Short Takes: The Iceman
By Chris Chang
(Ariel Vromen, U.S., 2012)
How bad can a bad hair day get? Let me count the ways. 1) Michael Shannon, playing real-life contract killer Richard Kuklinski, is already well known for exuding a certain stubbly menace. For this particular outing, there’s something about the scenes in which he sports a soul patch that are especially discomfiting. 2) David Schwimmer (unrecognizable), one of the many fascinatingly grotesque supporting cast members (Stephen Dorff, James Franco, and others), sports a truly ridiculous handlebar mustache, replete with an inverted Hitler gap. 3) Chris Evans (also unrecognizable, and with handlebar), partner-in-crime to Kuklinski and driver of the ice cream truck that’s perfect for transporting dead bodies, is topped off with an oily-hippie dirt-bag mop.
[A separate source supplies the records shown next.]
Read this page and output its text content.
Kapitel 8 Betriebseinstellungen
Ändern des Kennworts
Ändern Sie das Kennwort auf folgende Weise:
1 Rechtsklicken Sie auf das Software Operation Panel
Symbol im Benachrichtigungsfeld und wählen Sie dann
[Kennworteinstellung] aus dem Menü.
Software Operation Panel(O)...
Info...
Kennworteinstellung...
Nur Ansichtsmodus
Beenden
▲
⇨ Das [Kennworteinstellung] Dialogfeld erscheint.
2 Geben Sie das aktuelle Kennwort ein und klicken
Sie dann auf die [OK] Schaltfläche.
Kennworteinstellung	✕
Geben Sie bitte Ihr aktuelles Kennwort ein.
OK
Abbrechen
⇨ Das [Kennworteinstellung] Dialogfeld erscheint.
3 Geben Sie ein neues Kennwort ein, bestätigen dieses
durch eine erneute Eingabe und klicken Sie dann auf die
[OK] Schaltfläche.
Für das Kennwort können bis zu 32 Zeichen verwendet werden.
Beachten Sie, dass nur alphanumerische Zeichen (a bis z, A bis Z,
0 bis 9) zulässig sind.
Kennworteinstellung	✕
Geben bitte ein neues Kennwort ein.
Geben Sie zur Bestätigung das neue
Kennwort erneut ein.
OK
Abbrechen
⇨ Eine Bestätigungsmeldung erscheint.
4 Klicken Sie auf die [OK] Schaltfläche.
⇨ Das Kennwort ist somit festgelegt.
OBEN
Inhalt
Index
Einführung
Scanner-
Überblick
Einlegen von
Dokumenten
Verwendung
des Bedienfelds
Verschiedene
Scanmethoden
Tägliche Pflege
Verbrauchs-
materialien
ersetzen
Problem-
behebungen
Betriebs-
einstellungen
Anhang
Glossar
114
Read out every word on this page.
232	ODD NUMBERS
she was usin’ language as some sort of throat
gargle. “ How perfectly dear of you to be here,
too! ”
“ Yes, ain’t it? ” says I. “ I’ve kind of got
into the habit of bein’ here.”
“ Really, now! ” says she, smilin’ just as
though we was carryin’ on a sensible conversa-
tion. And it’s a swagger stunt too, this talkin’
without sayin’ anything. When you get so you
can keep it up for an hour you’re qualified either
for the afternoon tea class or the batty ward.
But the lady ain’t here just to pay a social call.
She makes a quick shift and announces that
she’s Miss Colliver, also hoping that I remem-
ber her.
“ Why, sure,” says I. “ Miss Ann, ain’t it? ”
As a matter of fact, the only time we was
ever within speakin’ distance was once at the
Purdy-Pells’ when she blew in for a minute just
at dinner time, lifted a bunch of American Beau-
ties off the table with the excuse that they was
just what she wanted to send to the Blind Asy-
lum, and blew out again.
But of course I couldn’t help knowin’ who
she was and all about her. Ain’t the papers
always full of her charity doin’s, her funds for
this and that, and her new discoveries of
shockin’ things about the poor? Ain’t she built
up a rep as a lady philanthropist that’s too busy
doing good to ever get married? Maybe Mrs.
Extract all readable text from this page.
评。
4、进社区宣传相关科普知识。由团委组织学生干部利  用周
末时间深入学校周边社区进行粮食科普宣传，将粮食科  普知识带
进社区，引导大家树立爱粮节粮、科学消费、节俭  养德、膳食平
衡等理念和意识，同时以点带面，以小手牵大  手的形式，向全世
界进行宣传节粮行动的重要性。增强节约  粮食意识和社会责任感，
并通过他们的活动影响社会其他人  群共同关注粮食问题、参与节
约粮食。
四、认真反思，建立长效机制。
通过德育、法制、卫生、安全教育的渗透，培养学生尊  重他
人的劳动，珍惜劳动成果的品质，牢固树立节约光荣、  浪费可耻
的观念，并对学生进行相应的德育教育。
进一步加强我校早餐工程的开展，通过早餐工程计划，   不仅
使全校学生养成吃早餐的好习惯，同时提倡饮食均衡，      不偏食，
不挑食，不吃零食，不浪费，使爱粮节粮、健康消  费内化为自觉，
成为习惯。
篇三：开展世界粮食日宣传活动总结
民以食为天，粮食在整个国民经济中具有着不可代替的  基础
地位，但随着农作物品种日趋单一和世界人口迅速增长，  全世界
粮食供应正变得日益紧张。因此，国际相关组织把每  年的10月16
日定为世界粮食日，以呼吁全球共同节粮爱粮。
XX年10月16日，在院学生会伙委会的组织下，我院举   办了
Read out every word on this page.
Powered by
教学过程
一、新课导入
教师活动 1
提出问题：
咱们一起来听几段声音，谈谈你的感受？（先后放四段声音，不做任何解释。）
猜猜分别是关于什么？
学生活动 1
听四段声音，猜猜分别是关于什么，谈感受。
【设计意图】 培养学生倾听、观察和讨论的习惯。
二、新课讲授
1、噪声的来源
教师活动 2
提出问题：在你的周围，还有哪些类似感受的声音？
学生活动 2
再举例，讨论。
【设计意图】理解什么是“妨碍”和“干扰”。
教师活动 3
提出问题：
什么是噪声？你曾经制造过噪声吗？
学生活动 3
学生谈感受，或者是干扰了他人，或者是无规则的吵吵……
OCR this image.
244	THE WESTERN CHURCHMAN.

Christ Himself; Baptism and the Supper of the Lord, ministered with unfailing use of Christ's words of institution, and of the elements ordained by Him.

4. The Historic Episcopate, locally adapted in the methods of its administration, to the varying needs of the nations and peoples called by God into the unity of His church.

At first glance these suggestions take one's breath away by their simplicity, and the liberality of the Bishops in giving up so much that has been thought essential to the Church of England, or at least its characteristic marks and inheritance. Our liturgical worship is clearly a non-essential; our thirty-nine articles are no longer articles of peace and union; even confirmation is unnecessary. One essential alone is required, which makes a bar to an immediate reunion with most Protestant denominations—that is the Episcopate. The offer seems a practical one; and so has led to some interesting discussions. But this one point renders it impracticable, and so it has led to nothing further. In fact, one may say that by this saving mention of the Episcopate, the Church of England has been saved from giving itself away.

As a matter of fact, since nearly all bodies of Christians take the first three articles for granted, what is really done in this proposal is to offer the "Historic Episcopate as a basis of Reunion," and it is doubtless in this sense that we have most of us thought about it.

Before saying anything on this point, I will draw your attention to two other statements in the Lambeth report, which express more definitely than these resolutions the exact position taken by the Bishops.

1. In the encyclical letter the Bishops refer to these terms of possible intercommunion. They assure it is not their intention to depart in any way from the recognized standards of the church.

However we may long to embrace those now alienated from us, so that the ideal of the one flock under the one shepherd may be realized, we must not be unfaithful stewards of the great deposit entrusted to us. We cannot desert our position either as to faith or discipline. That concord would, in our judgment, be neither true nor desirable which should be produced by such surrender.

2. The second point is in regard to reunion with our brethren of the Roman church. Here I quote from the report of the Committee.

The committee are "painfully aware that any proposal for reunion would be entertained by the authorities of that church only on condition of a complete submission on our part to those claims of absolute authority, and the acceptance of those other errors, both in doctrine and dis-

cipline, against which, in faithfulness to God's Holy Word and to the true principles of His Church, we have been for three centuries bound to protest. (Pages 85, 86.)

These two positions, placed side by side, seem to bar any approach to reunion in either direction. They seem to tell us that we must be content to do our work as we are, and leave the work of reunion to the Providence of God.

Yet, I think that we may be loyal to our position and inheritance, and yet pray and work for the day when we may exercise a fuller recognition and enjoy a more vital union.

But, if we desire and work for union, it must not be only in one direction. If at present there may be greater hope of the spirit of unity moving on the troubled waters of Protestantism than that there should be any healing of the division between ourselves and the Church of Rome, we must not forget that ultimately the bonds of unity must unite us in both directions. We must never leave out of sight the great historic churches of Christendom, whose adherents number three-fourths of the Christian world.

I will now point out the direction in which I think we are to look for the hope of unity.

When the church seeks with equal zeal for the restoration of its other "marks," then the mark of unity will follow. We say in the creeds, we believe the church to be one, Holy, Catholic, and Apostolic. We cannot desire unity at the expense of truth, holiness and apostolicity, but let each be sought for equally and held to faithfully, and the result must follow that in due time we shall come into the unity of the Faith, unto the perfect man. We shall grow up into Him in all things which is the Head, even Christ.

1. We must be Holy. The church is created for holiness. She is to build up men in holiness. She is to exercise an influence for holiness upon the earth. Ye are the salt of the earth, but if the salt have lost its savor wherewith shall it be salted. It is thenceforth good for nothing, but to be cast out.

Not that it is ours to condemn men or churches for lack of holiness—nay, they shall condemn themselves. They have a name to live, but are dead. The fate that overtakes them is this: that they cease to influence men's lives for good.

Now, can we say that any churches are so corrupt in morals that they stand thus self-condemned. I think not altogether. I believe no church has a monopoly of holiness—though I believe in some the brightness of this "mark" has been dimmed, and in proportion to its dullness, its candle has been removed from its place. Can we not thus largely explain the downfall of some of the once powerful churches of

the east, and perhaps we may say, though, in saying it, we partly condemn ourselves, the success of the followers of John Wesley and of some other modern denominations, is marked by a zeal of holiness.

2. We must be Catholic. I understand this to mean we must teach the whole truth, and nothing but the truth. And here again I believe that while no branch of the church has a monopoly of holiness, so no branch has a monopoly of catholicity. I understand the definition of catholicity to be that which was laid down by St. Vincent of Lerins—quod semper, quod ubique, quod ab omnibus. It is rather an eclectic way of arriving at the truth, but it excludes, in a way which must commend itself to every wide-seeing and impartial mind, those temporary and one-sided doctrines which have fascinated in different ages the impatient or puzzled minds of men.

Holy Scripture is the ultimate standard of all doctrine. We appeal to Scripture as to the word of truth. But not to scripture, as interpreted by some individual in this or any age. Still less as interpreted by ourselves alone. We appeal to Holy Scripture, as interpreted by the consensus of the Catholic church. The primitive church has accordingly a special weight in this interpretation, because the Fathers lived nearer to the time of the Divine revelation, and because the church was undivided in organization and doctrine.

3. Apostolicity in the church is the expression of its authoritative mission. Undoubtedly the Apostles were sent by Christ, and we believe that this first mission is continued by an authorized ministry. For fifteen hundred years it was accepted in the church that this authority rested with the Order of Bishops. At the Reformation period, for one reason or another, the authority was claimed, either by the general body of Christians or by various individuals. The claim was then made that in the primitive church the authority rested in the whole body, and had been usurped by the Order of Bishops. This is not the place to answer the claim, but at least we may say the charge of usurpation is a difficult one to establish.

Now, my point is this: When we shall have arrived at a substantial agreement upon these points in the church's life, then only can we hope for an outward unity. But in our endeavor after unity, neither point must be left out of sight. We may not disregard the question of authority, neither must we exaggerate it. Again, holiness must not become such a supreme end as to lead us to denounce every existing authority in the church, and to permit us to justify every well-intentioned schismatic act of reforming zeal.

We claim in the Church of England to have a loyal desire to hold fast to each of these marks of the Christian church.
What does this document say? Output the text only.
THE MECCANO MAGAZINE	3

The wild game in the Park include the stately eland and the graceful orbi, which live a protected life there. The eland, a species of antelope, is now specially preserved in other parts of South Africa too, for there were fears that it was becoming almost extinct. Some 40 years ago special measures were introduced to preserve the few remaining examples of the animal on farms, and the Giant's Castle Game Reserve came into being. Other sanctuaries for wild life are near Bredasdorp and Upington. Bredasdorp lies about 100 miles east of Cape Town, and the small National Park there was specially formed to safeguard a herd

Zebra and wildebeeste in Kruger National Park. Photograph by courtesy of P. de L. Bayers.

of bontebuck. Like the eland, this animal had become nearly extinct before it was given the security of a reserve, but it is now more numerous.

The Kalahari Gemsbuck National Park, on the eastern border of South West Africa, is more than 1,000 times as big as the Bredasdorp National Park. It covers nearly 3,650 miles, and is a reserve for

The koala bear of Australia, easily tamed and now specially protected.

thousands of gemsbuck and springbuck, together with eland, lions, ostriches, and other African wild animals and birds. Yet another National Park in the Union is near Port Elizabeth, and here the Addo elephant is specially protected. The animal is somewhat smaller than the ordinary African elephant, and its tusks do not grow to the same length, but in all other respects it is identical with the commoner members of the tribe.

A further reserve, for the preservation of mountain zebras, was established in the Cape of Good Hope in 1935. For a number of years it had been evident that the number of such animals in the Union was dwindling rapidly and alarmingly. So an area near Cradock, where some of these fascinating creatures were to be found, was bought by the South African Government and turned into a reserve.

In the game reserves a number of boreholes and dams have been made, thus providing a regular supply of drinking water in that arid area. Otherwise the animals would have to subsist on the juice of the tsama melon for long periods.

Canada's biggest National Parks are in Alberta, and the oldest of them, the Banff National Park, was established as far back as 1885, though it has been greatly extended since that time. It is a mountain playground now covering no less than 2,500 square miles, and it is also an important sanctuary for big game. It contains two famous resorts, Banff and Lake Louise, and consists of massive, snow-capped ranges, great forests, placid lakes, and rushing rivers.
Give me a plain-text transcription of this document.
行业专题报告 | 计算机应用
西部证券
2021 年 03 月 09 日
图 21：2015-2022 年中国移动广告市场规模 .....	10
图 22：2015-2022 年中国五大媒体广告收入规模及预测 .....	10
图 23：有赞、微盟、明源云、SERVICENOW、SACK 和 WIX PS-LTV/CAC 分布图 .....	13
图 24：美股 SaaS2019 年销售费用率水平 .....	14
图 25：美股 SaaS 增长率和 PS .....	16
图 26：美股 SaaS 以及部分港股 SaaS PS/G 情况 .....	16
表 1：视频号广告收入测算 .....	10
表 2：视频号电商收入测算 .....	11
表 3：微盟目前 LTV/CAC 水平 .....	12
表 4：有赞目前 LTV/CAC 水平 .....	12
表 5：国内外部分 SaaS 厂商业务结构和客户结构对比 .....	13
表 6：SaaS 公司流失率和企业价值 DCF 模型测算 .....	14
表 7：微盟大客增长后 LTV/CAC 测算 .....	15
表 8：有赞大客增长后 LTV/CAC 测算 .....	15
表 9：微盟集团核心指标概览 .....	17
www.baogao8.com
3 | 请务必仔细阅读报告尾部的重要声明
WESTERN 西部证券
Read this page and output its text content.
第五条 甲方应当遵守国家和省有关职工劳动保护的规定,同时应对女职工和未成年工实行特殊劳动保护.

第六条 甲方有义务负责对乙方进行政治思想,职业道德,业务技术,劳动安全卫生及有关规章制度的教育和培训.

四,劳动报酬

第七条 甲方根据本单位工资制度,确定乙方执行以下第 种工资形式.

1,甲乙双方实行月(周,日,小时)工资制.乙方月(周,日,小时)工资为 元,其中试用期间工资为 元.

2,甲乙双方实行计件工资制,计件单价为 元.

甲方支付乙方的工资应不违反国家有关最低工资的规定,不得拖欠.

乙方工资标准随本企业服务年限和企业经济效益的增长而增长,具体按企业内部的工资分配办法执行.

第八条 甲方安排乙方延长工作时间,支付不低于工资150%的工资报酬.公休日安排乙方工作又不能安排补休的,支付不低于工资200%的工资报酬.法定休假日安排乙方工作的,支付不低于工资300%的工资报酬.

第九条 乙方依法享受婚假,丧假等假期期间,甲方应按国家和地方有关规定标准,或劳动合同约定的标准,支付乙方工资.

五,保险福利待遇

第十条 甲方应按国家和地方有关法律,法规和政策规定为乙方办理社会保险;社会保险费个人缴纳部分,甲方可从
Yum.
By contrast, and setting up some sort of clean-shaven opposition, is a badass Ray Liotta as the Iceman’s gangster boss, and a facial-hair-free Winona Ryder, the infinitely devoted/oblivious wife. Kuklinski’s a natural-born killer, with reportedly 100-plus victims, but he’s pretty much a puppy dog when it comes to the old lady and the kids.
Director Ariel Vromen doesn’t do so much in terms of the story (which spans 20 years, with corresponding hair fluctuations), but he seems to know his violence, and he’s a true artiste when it comes to the queasy polyester ambience that holds this thing together. No doubt lensman Bobby Bukowski had a lot to do with it.